According to a recent report conducted by ResearchAndMarkets.com, the Virtual Reality (VR) market, currently worth nearly $7B, is poised to become a $28B industry by 2030, growing at a compound annual growth rate (CAGR) of 13% over that period.
The report, titled Virtual Reality - Thematic Research, traces the VR market back to the 1950s and follows it through present day.
At several points over the last sixty-plus years, VR has been touted as the next big thing in consumer technology, without ever fulfilling its potential. Facebook's $2B acquisition of Oculus in 2014 prompted another wave of interest, with adherents, eager to forget VR's checkered past, dubbing the new generation of devices that followed in the wake of this deal VR 1.0.
Devices from Oculus, Sony, Samsung, Google, and HTC (among others) gained a foothold in the market, but VR 1.0 remained a niche concern, popular primarily with affluent early adopters and hampered, like previous iterations of VR, by technical drawbacks and unrealistic expectations. Consequently, the industry finds itself in transition once again, moving between VR 1.0 and a second generation which holds the potential for more mainstream adoption.
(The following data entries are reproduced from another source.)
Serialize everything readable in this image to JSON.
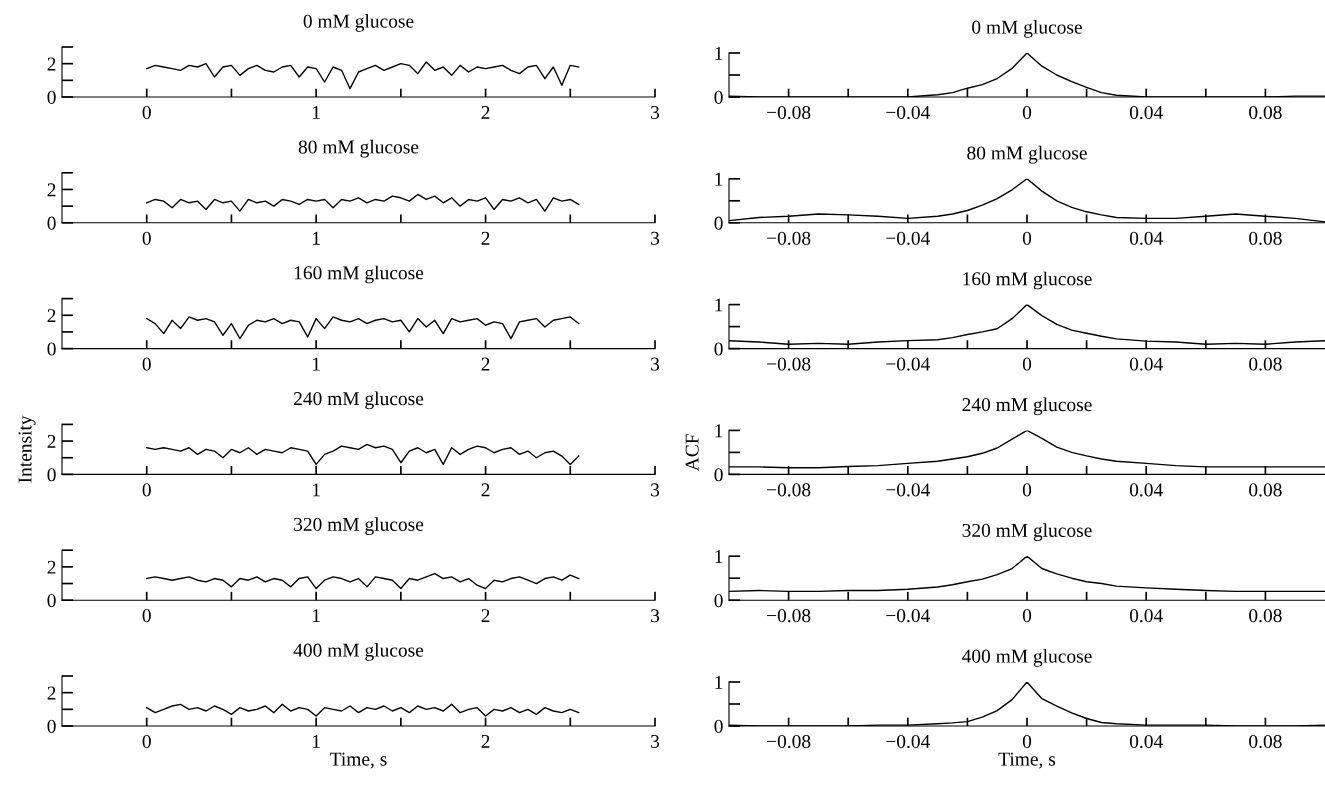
{
  "chart_data": [
    {
      "type": "line",
      "title": "0 mM glucose",
      "color": "#000000",
      "xlim": [
        -0.5,
        3
      ],
      "ylim": [
        0,
        3
      ],
      "xticks": [
        0,
        {
          "value": 0.5,
          "label": null
        },
        1,
        {
          "value": 1.5,
          "label": null
        },
        2,
        {
          "value": 2.5,
          "label": null
        },
        3
      ],
      "yticks": [
        0,
        {
          "value": 1,
          "label": null
        },
        2,
        {
          "value": 3,
          "label": null
        }
      ],
      "x": [
        0,
        0.05,
        0.1,
        0.15,
        0.2,
        0.25,
        0.3,
        0.35,
        0.4,
        0.45,
        0.5,
        0.55,
        0.6,
        0.65,
        0.7,
        0.75,
        0.8,
        0.85,
        0.9,
        0.95,
        1,
        1.05,
        1.1,
        1.15,
        1.2,
        1.25,
        1.3,
        1.35,
        1.4,
        1.45,
        1.5,
        1.55,
        1.6,
        1.65,
        1.7,
        1.75,
        1.8,
        1.85,
        1.9,
        1.95,
        2,
        2.05,
        2.1,
        2.15,
        2.2,
        2.25,
        2.3,
        2.35,
        2.4,
        2.45,
        2.5,
        2.55
      ],
      "values": [
        1.7,
        1.9,
        1.8,
        1.7,
        1.6,
        1.9,
        1.8,
        2.0,
        1.2,
        1.8,
        1.9,
        1.3,
        1.7,
        1.9,
        1.6,
        1.5,
        1.8,
        1.9,
        1.2,
        1.8,
        1.7,
        0.9,
        1.8,
        1.6,
        0.5,
        1.5,
        1.7,
        1.9,
        1.6,
        1.8,
        2.0,
        1.9,
        1.4,
        2.1,
        1.6,
        1.8,
        1.3,
        1.9,
        1.5,
        1.8,
        1.7,
        1.8,
        1.9,
        1.6,
        1.4,
        1.8,
        1.9,
        1.1,
        1.8,
        0.7,
        1.9,
        1.8
      ]
    },
    {
      "type": "line",
      "title": "0 mM glucose",
      "color": "#000000",
      "xlim": [
        -0.1,
        0.1
      ],
      "ylim": [
        0,
        1
      ],
      "xticks": [
        {
          "value": -0.08,
          "label": "−0.08"
        },
        {
          "value": -0.06,
          "label": null
        },
        {
          "value": -0.04,
          "label": "−0.04"
        },
        {
          "value": -0.02,
          "label": null
        },
        0,
        {
          "value": 0.02,
          "label": null
        },
        0.04,
        {
          "value": 0.06,
          "label": null
        },
        0.08
      ],
      "yticks": [
        0,
        {
          "value": 0.5,
          "label": null
        },
        1
      ],
      "x": [
        -0.1,
        -0.09,
        -0.08,
        -0.07,
        -0.06,
        -0.05,
        -0.04,
        -0.03,
        -0.025,
        -0.02,
        -0.015,
        -0.01,
        -0.005,
        0,
        0.005,
        0.01,
        0.015,
        0.02,
        0.025,
        0.03,
        0.04,
        0.05,
        0.06,
        0.07,
        0.08,
        0.09,
        0.1
      ],
      "values": [
        0.02,
        0,
        0,
        0,
        0,
        0,
        0,
        0.05,
        0.1,
        0.2,
        0.28,
        0.42,
        0.65,
        1,
        0.7,
        0.5,
        0.35,
        0.22,
        0.1,
        0.04,
        0,
        0,
        0,
        0,
        0,
        0.02,
        0.02
      ]
    },
    {
      "type": "line",
      "title": "80 mM glucose",
      "color": "#000000",
      "xlim": [
        -0.5,
        3
      ],
      "ylim": [
        0,
        3
      ],
      "xticks": [
        0,
        {
          "value": 0.5,
          "label": null
        },
        1,
        {
          "value": 1.5,
          "label": null
        },
        2,
        {
          "value": 2.5,
          "label": null
        },
        3
      ],
      "yticks": [
        0,
        {
          "value": 1,
          "label": null
        },
        2,
        {
          "value": 3,
          "label": null
        }
      ],
      "x": [
        0,
        0.05,
        0.1,
        0.15,
        0.2,
        0.25,
        0.3,
        0.35,
        0.4,
        0.45,
        0.5,
        0.55,
        0.6,
        0.65,
        0.7,
        0.75,
        0.8,
        0.85,
        0.9,
        0.95,
        1,
        1.05,
        1.1,
        1.15,
        1.2,
        1.25,
        1.3,
        1.35,
        1.4,
        1.45,
        1.5,
        1.55,
        1.6,
        1.65,
        1.7,
        1.75,
        1.8,
        1.85,
        1.9,
        1.95,
        2,
        2.05,
        2.1,
        2.15,
        2.2,
        2.25,
        2.3,
        2.35,
        2.4,
        2.45,
        2.5,
        2.55
      ],
      "values": [
        1.2,
        1.4,
        1.3,
        0.9,
        1.4,
        1.2,
        1.3,
        0.8,
        1.4,
        1.2,
        1.3,
        0.7,
        1.4,
        1.2,
        1.3,
        1.0,
        1.4,
        1.3,
        1.1,
        1.4,
        1.3,
        1.4,
        0.9,
        1.4,
        1.3,
        1.5,
        1.2,
        1.4,
        1.3,
        1.6,
        1.5,
        1.3,
        1.7,
        1.4,
        1.6,
        1.2,
        1.5,
        1.0,
        1.4,
        1.3,
        1.5,
        0.8,
        1.4,
        1.3,
        1.5,
        1.2,
        1.4,
        0.7,
        1.5,
        1.3,
        1.4,
        1.1
      ]
    },
    {
      "type": "line",
      "title": "80 mM glucose",
      "color": "#000000",
      "xlim": [
        -0.1,
        0.1
      ],
      "ylim": [
        0,
        1
      ],
      "xticks": [
        {
          "value": -0.08,
          "label": "−0.08"
        },
        {
          "value": -0.06,
          "label": null
        },
        {
          "value": -0.04,
          "label": "−0.04"
        },
        {
          "value": -0.02,
          "label": null
        },
        0,
        {
          "value": 0.02,
          "label": null
        },
        0.04,
        {
          "value": 0.06,
          "label": null
        },
        0.08
      ],
      "yticks": [
        0,
        {
          "value": 0.5,
          "label": null
        },
        1
      ],
      "x": [
        -0.1,
        -0.09,
        -0.08,
        -0.07,
        -0.06,
        -0.05,
        -0.04,
        -0.03,
        -0.025,
        -0.02,
        -0.015,
        -0.01,
        -0.005,
        0,
        0.005,
        0.01,
        0.015,
        0.02,
        0.025,
        0.03,
        0.04,
        0.05,
        0.06,
        0.07,
        0.08,
        0.09,
        0.1
      ],
      "values": [
        0.05,
        0.12,
        0.15,
        0.2,
        0.18,
        0.15,
        0.1,
        0.15,
        0.2,
        0.28,
        0.4,
        0.55,
        0.75,
        1,
        0.72,
        0.5,
        0.35,
        0.25,
        0.18,
        0.12,
        0.1,
        0.1,
        0.15,
        0.2,
        0.15,
        0.1,
        0.02
      ]
    },
    {
      "type": "line",
      "title": "160 mM glucose",
      "color": "#000000",
      "xlim": [
        -0.5,
        3
      ],
      "ylim": [
        0,
        3
      ],
      "xticks": [
        0,
        {
          "value": 0.5,
          "label": null
        },
        1,
        {
          "value": 1.5,
          "label": null
        },
        2,
        {
          "value": 2.5,
          "label": null
        },
        3
      ],
      "yticks": [
        0,
        {
          "value": 1,
          "label": null
        },
        2,
        {
          "value": 3,
          "label": null
        }
      ],
      "x": [
        0,
        0.05,
        0.1,
        0.15,
        0.2,
        0.25,
        0.3,
        0.35,
        0.4,
        0.45,
        0.5,
        0.55,
        0.6,
        0.65,
        0.7,
        0.75,
        0.8,
        0.85,
        0.9,
        0.95,
        1,
        1.05,
        1.1,
        1.15,
        1.2,
        1.25,
        1.3,
        1.35,
        1.4,
        1.45,
        1.5,
        1.55,
        1.6,
        1.65,
        1.7,
        1.75,
        1.8,
        1.85,
        1.9,
        1.95,
        2,
        2.05,
        2.1,
        2.15,
        2.2,
        2.25,
        2.3,
        2.35,
        2.4,
        2.45,
        2.5,
        2.55
      ],
      "values": [
        1.8,
        1.5,
        0.9,
        1.7,
        1.2,
        1.9,
        1.7,
        1.8,
        1.6,
        0.8,
        1.5,
        0.6,
        1.4,
        1.7,
        1.6,
        1.8,
        1.5,
        1.7,
        1.6,
        0.7,
        1.8,
        1.2,
        1.9,
        1.7,
        1.6,
        1.8,
        1.5,
        1.7,
        1.8,
        1.6,
        1.7,
        1.0,
        1.8,
        1.3,
        1.7,
        0.9,
        1.8,
        1.6,
        1.7,
        1.8,
        1.4,
        1.6,
        1.5,
        0.6,
        1.6,
        1.7,
        1.8,
        1.3,
        1.7,
        1.8,
        1.9,
        1.5
      ]
    },
    {
      "type": "line",
      "title": "160 mM glucose",
      "color": "#000000",
      "xlim": [
        -0.1,
        0.1
      ],
      "ylim": [
        0,
        1
      ],
      "xticks": [
        {
          "value": -0.08,
          "label": "−0.08"
        },
        {
          "value": -0.06,
          "label": null
        },
        {
          "value": -0.04,
          "label": "−0.04"
        },
        {
          "value": -0.02,
          "label": null
        },
        0,
        {
          "value": 0.02,
          "label": null
        },
        0.04,
        {
          "value": 0.06,
          "label": null
        },
        0.08
      ],
      "yticks": [
        0,
        {
          "value": 0.5,
          "label": null
        },
        1
      ],
      "x": [
        -0.1,
        -0.09,
        -0.08,
        -0.07,
        -0.06,
        -0.05,
        -0.04,
        -0.03,
        -0.025,
        -0.02,
        -0.015,
        -0.01,
        -0.005,
        0,
        0.005,
        0.01,
        0.015,
        0.02,
        0.025,
        0.03,
        0.04,
        0.05,
        0.06,
        0.07,
        0.08,
        0.09,
        0.1
      ],
      "values": [
        0.18,
        0.15,
        0.1,
        0.12,
        0.1,
        0.15,
        0.18,
        0.2,
        0.25,
        0.32,
        0.38,
        0.45,
        0.68,
        1,
        0.75,
        0.55,
        0.42,
        0.35,
        0.28,
        0.22,
        0.17,
        0.15,
        0.1,
        0.12,
        0.1,
        0.15,
        0.18
      ]
    },
    {
      "type": "line",
      "title": "240 mM glucose",
      "ylabel": "Intensity",
      "color": "#000000",
      "xlim": [
        -0.5,
        3
      ],
      "ylim": [
        0,
        3
      ],
      "xticks": [
        0,
        {
          "value": 0.5,
          "label": null
        },
        1,
        {
          "value": 1.5,
          "label": null
        },
        2,
        {
          "value": 2.5,
          "label": null
        },
        3
      ],
      "yticks": [
        0,
        {
          "value": 1,
          "label": null
        },
        2,
        {
          "value": 3,
          "label": null
        }
      ],
      "x": [
        0,
        0.05,
        0.1,
        0.15,
        0.2,
        0.25,
        0.3,
        0.35,
        0.4,
        0.45,
        0.5,
        0.55,
        0.6,
        0.65,
        0.7,
        0.75,
        0.8,
        0.85,
        0.9,
        0.95,
        1,
        1.05,
        1.1,
        1.15,
        1.2,
        1.25,
        1.3,
        1.35,
        1.4,
        1.45,
        1.5,
        1.55,
        1.6,
        1.65,
        1.7,
        1.75,
        1.8,
        1.85,
        1.9,
        1.95,
        2,
        2.05,
        2.1,
        2.15,
        2.2,
        2.25,
        2.3,
        2.35,
        2.4,
        2.45,
        2.5,
        2.55
      ],
      "values": [
        1.6,
        1.5,
        1.6,
        1.5,
        1.4,
        1.6,
        1.2,
        1.5,
        1.4,
        1.0,
        1.5,
        1.3,
        1.6,
        1.2,
        1.5,
        1.4,
        1.3,
        1.6,
        1.5,
        1.4,
        0.6,
        1.2,
        1.4,
        1.7,
        1.6,
        1.5,
        1.8,
        1.6,
        1.7,
        1.5,
        0.7,
        1.4,
        1.6,
        1.3,
        1.5,
        0.6,
        1.6,
        1.2,
        1.5,
        1.7,
        1.6,
        1.3,
        1.5,
        1.6,
        1.2,
        1.4,
        1.0,
        1.3,
        1.4,
        1.1,
        0.6,
        1.1
      ]
    },
    {
      "type": "line",
      "title": "240 mM glucose",
      "ylabel": "ACF",
      "color": "#000000",
      "xlim": [
        -0.1,
        0.1
      ],
      "ylim": [
        0,
        1
      ],
      "xticks": [
        {
          "value": -0.08,
          "label": "−0.08"
        },
        {
          "value": -0.06,
          "label": null
        },
        {
          "value": -0.04,
          "label": "−0.04"
        },
        {
          "value": -0.02,
          "label": null
        },
        0,
        {
          "value": 0.02,
          "label": null
        },
        0.04,
        {
          "value": 0.06,
          "label": null
        },
        0.08
      ],
      "yticks": [
        0,
        {
          "value": 0.5,
          "label": null
        },
        1
      ],
      "x": [
        -0.1,
        -0.09,
        -0.08,
        -0.07,
        -0.06,
        -0.05,
        -0.04,
        -0.03,
        -0.025,
        -0.02,
        -0.015,
        -0.01,
        -0.005,
        0,
        0.005,
        0.01,
        0.015,
        0.02,
        0.025,
        0.03,
        0.04,
        0.05,
        0.06,
        0.07,
        0.08,
        0.09,
        0.1
      ],
      "values": [
        0.17,
        0.17,
        0.15,
        0.15,
        0.18,
        0.2,
        0.25,
        0.3,
        0.35,
        0.4,
        0.48,
        0.6,
        0.8,
        1,
        0.82,
        0.62,
        0.5,
        0.42,
        0.35,
        0.3,
        0.25,
        0.2,
        0.17,
        0.17,
        0.17,
        0.17,
        0.17
      ]
    },
    {
      "type": "line",
      "title": "320 mM glucose",
      "color": "#000000",
      "xlim": [
        -0.5,
        3
      ],
      "ylim": [
        0,
        3
      ],
      "xticks": [
        0,
        {
          "value": 0.5,
          "label": null
        },
        1,
        {
          "value": 1.5,
          "label": null
        },
        2,
        {
          "value": 2.5,
          "label": null
        },
        3
      ],
      "yticks": [
        0,
        {
          "value": 1,
          "label": null
        },
        2,
        {
          "value": 3,
          "label": null
        }
      ],
      "x": [
        0,
        0.05,
        0.1,
        0.15,
        0.2,
        0.25,
        0.3,
        0.35,
        0.4,
        0.45,
        0.5,
        0.55,
        0.6,
        0.65,
        0.7,
        0.75,
        0.8,
        0.85,
        0.9,
        0.95,
        1,
        1.05,
        1.1,
        1.15,
        1.2,
        1.25,
        1.3,
        1.35,
        1.4,
        1.45,
        1.5,
        1.55,
        1.6,
        1.65,
        1.7,
        1.75,
        1.8,
        1.85,
        1.9,
        1.95,
        2,
        2.05,
        2.1,
        2.15,
        2.2,
        2.25,
        2.3,
        2.35,
        2.4,
        2.45,
        2.5,
        2.55
      ],
      "values": [
        1.3,
        1.4,
        1.3,
        1.2,
        1.3,
        1.4,
        1.2,
        1.1,
        1.3,
        1.2,
        0.8,
        1.3,
        1.2,
        1.4,
        1.1,
        1.3,
        1.2,
        0.8,
        1.3,
        1.4,
        0.7,
        1.2,
        1.4,
        1.3,
        1.1,
        1.3,
        0.8,
        1.4,
        1.3,
        1.2,
        0.7,
        1.3,
        1.2,
        1.4,
        1.6,
        1.3,
        1.4,
        1.1,
        1.3,
        0.9,
        0.7,
        1.2,
        1.1,
        1.3,
        1.4,
        1.2,
        1.0,
        1.3,
        1.4,
        1.2,
        1.5,
        1.3
      ]
    },
    {
      "type": "line",
      "title": "320 mM glucose",
      "color": "#000000",
      "xlim": [
        -0.1,
        0.1
      ],
      "ylim": [
        0,
        1
      ],
      "xticks": [
        {
          "value": -0.08,
          "label": "−0.08"
        },
        {
          "value": -0.06,
          "label": null
        },
        {
          "value": -0.04,
          "label": "−0.04"
        },
        {
          "value": -0.02,
          "label": null
        },
        0,
        {
          "value": 0.02,
          "label": null
        },
        0.04,
        {
          "value": 0.06,
          "label": null
        },
        0.08
      ],
      "yticks": [
        0,
        {
          "value": 0.5,
          "label": null
        },
        1
      ],
      "x": [
        -0.1,
        -0.09,
        -0.08,
        -0.07,
        -0.06,
        -0.05,
        -0.04,
        -0.03,
        -0.025,
        -0.02,
        -0.015,
        -0.01,
        -0.005,
        0,
        0.005,
        0.01,
        0.015,
        0.02,
        0.025,
        0.03,
        0.04,
        0.05,
        0.06,
        0.07,
        0.08,
        0.09,
        0.1
      ],
      "values": [
        0.2,
        0.22,
        0.2,
        0.2,
        0.22,
        0.22,
        0.25,
        0.3,
        0.35,
        0.42,
        0.48,
        0.58,
        0.72,
        1,
        0.72,
        0.6,
        0.5,
        0.42,
        0.38,
        0.32,
        0.28,
        0.25,
        0.22,
        0.2,
        0.2,
        0.2,
        0.2
      ]
    },
    {
      "type": "line",
      "title": "400 mM glucose",
      "xlabel": "Time, s",
      "color": "#000000",
      "xlim": [
        -0.5,
        3
      ],
      "ylim": [
        0,
        3
      ],
      "xticks": [
        0,
        {
          "value": 0.5,
          "label": null
        },
        1,
        {
          "value": 1.5,
          "label": null
        },
        2,
        {
          "value": 2.5,
          "label": null
        },
        3
      ],
      "yticks": [
        0,
        {
          "value": 1,
          "label": null
        },
        2,
        {
          "value": 3,
          "label": null
        }
      ],
      "x": [
        0,
        0.05,
        0.1,
        0.15,
        0.2,
        0.25,
        0.3,
        0.35,
        0.4,
        0.45,
        0.5,
        0.55,
        0.6,
        0.65,
        0.7,
        0.75,
        0.8,
        0.85,
        0.9,
        0.95,
        1,
        1.05,
        1.1,
        1.15,
        1.2,
        1.25,
        1.3,
        1.35,
        1.4,
        1.45,
        1.5,
        1.55,
        1.6,
        1.65,
        1.7,
        1.75,
        1.8,
        1.85,
        1.9,
        1.95,
        2,
        2.05,
        2.1,
        2.15,
        2.2,
        2.25,
        2.3,
        2.35,
        2.4,
        2.45,
        2.5,
        2.55
      ],
      "values": [
        1.1,
        0.8,
        1.0,
        1.2,
        1.3,
        1.0,
        1.1,
        0.9,
        1.2,
        1.0,
        0.7,
        1.1,
        0.9,
        1.0,
        1.2,
        0.8,
        1.3,
        0.9,
        1.1,
        1.0,
        0.6,
        1.1,
        1.0,
        0.9,
        1.2,
        0.8,
        1.1,
        1.0,
        1.2,
        0.9,
        1.1,
        0.8,
        1.2,
        1.0,
        1.1,
        0.9,
        1.3,
        0.8,
        1.0,
        1.1,
        0.6,
        1.0,
        0.9,
        1.1,
        0.8,
        1.0,
        0.7,
        1.1,
        0.9,
        0.8,
        1.0,
        0.8
      ]
    },
    {
      "type": "line",
      "title": "400 mM glucose",
      "xlabel": "Time, s",
      "color": "#000000",
      "xlim": [
        -0.1,
        0.1
      ],
      "ylim": [
        0,
        1
      ],
      "xticks": [
        {
          "value": -0.08,
          "label": "−0.08"
        },
        {
          "value": -0.06,
          "label": null
        },
        {
          "value": -0.04,
          "label": "−0.04"
        },
        {
          "value": -0.02,
          "label": null
        },
        0,
        {
          "value": 0.02,
          "label": null
        },
        0.04,
        {
          "value": 0.06,
          "label": null
        },
        0.08
      ],
      "yticks": [
        0,
        {
          "value": 0.5,
          "label": null
        },
        1
      ],
      "x": [
        -0.1,
        -0.09,
        -0.08,
        -0.07,
        -0.06,
        -0.05,
        -0.04,
        -0.03,
        -0.025,
        -0.02,
        -0.015,
        -0.01,
        -0.005,
        0,
        0.005,
        0.01,
        0.015,
        0.02,
        0.025,
        0.03,
        0.04,
        0.05,
        0.06,
        0.07,
        0.08,
        0.09,
        0.1
      ],
      "values": [
        0.02,
        0,
        0,
        0,
        0,
        0.02,
        0.02,
        0.05,
        0.07,
        0.1,
        0.2,
        0.35,
        0.6,
        1,
        0.62,
        0.45,
        0.3,
        0.17,
        0.08,
        0.05,
        0.02,
        0.02,
        0.02,
        0,
        0,
        0,
        0.02
      ]
    }
  ]
}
Aided by custom silicon, untethered headsets, robust business models, new content, and enterprise applications, the nascent VR 2.0 already appears more dynamic and results-oriented than the previous generation. The integration of artificial intelligence (AI), cloud services, motion tracking, eye tracking, 3D audio, and haptics should enable second-generation VR devices to deliver truly immersive experiences.
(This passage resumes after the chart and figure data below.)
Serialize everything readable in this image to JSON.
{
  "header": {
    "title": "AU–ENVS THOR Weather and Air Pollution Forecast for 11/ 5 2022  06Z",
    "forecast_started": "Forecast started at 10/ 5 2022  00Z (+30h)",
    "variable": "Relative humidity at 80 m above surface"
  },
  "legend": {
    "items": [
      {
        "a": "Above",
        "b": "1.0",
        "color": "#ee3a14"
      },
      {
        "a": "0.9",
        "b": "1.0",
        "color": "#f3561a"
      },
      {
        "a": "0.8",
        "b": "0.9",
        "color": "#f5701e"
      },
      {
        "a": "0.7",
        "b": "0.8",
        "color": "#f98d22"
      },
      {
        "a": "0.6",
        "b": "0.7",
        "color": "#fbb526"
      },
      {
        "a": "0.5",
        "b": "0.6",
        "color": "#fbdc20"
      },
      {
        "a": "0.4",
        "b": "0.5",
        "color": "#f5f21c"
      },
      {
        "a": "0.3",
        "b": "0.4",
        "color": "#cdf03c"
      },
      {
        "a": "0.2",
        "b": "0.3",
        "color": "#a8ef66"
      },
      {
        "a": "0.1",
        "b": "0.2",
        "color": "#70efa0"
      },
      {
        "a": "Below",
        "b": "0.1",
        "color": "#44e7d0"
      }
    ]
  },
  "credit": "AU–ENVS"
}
According to the report, Analysis of VR tends to focus on the consumer market, but enterprise adoption is also accelerating, with notable activity in areas like retail, tourism, and healthcare. VR companies are developing domain-specific tools for functions such as training, education, and data visualization.
ResearchAndMarkets researchers added, “At the same time, consumer-focused VR companies continue their search for the semi-mythical killer app that would make VR a mainstream hit. The market remains heavily gaming-oriented but is gaining traction in areas such as live streaming and social media. Over the next few years, players in this sector will face a battle for supremacy against related technologies, especially augmented reality (AR).”